Chlorothalonil exposure was associated with an increase in the levels of GOX activity, but not with a change in the levels of POX activity, in both nurse and forager bees. The observed increase in GOX activity suggests that exposure to chlorothalonil may be inducing a social immune response. Colony-level bacterial infection by American foulbrood (Paenibacillus larvae) was not found to increase GOX activity (López-Uribe et al. 2017), which was suggested by the authors to be the result of high levels of constitutive expression of GOX and other antimicrobial proteins. However, treatment with the organophosphate acaricide coumaphos and the pyrethroid acaricide tau-fluvalinate were previously shown to increase GOX levels in bees (Reeves et al. 2018), whereas the neonicotinoid pesticide imidacloprid had the opposite effect, decreasing GOX activity (Alaux et al. 2010). This difference may be the result of the different modes of action exhibited by these chemistries, or it could be explained by differences in experimental design between these studies. These findings also appear to support recent work that provides evidence for a trade-off between GOX activity and body mass (Jones et al. 2018), as bees treated with chlorothalonil display both increased GOX activity and decreased body weight. This suggests that the decrease in body weight may be the result of the physiologically taxing act of maintaining an enhanced social immune response. In contrast, however, chlorothalonil exposure did not appear to elicit a general immune response, as measured by POX activity, but this does not preclude the possibility of detrimental interactions with the bee immune response to a range of pathogens. Previous work has shown that bee larvae treated with chlorothalonil experience elevated transcript levels for prophenoloxidase-activating enzyme (Gregorc et al. 2012) and there is mounting evidence that chlorothalonil in combination with other pesticides yields increased toxicity (Johnson et al. 2013, Zhu et al. 2014) and pathogen susceptibility (Wu et al. 2012) in bees.
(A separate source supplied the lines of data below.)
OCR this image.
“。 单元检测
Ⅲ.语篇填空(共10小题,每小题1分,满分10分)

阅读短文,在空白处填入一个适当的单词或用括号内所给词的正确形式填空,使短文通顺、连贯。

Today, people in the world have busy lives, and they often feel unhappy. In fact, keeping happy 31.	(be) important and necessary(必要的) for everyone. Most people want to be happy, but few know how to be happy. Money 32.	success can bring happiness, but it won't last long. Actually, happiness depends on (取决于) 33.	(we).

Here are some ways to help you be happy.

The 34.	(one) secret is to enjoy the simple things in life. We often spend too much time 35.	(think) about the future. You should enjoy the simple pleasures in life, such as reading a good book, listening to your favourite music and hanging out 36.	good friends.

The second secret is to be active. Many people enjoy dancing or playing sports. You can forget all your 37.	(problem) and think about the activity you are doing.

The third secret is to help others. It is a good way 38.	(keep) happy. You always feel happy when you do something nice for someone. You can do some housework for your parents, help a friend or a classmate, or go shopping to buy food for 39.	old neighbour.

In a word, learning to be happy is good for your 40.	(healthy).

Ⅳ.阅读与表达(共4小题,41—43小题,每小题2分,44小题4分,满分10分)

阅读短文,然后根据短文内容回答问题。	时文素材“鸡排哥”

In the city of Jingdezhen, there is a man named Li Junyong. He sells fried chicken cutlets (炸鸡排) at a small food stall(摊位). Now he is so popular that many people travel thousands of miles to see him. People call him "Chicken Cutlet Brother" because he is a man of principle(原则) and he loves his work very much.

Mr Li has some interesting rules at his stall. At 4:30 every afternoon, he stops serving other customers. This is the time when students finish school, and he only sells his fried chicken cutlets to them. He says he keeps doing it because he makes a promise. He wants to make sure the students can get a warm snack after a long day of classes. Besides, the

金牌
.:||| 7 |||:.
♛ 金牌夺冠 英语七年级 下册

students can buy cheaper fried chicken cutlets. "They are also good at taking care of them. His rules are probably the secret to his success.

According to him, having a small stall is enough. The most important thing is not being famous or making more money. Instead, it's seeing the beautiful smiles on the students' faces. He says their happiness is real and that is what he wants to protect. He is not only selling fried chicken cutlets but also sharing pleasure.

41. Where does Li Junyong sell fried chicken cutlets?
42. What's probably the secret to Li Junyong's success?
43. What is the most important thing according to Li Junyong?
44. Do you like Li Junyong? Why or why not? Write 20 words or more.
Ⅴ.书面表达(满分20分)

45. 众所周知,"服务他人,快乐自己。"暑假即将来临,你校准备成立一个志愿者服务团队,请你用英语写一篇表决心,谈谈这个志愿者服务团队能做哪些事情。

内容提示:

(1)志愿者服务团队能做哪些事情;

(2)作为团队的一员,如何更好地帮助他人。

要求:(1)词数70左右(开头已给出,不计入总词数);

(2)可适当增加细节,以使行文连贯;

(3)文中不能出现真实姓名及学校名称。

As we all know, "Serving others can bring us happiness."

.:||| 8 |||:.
This study provides the first direct evidence of harmful interactions between chlorothalonil exposure and viral pathogens in bees, as is evident by the reduced ability of treated bees to resist and/or tolerate infection with a viral pathogen. As this portion of the study was, by necessity, conducted using laboratory assays rather than in the hive, more research is needed to determine the practical implications of this interaction at the colony level. This work also serves to emphasize the continuing need to develop better tools for answering questions related to honey bee antiviral immunity, which would provide significant insight into bee physiology and improve our collective understanding of bee antiviral immunity, disease tolerance that could be used to inform better management strategies and promote the future health and sustainability of global agriculture.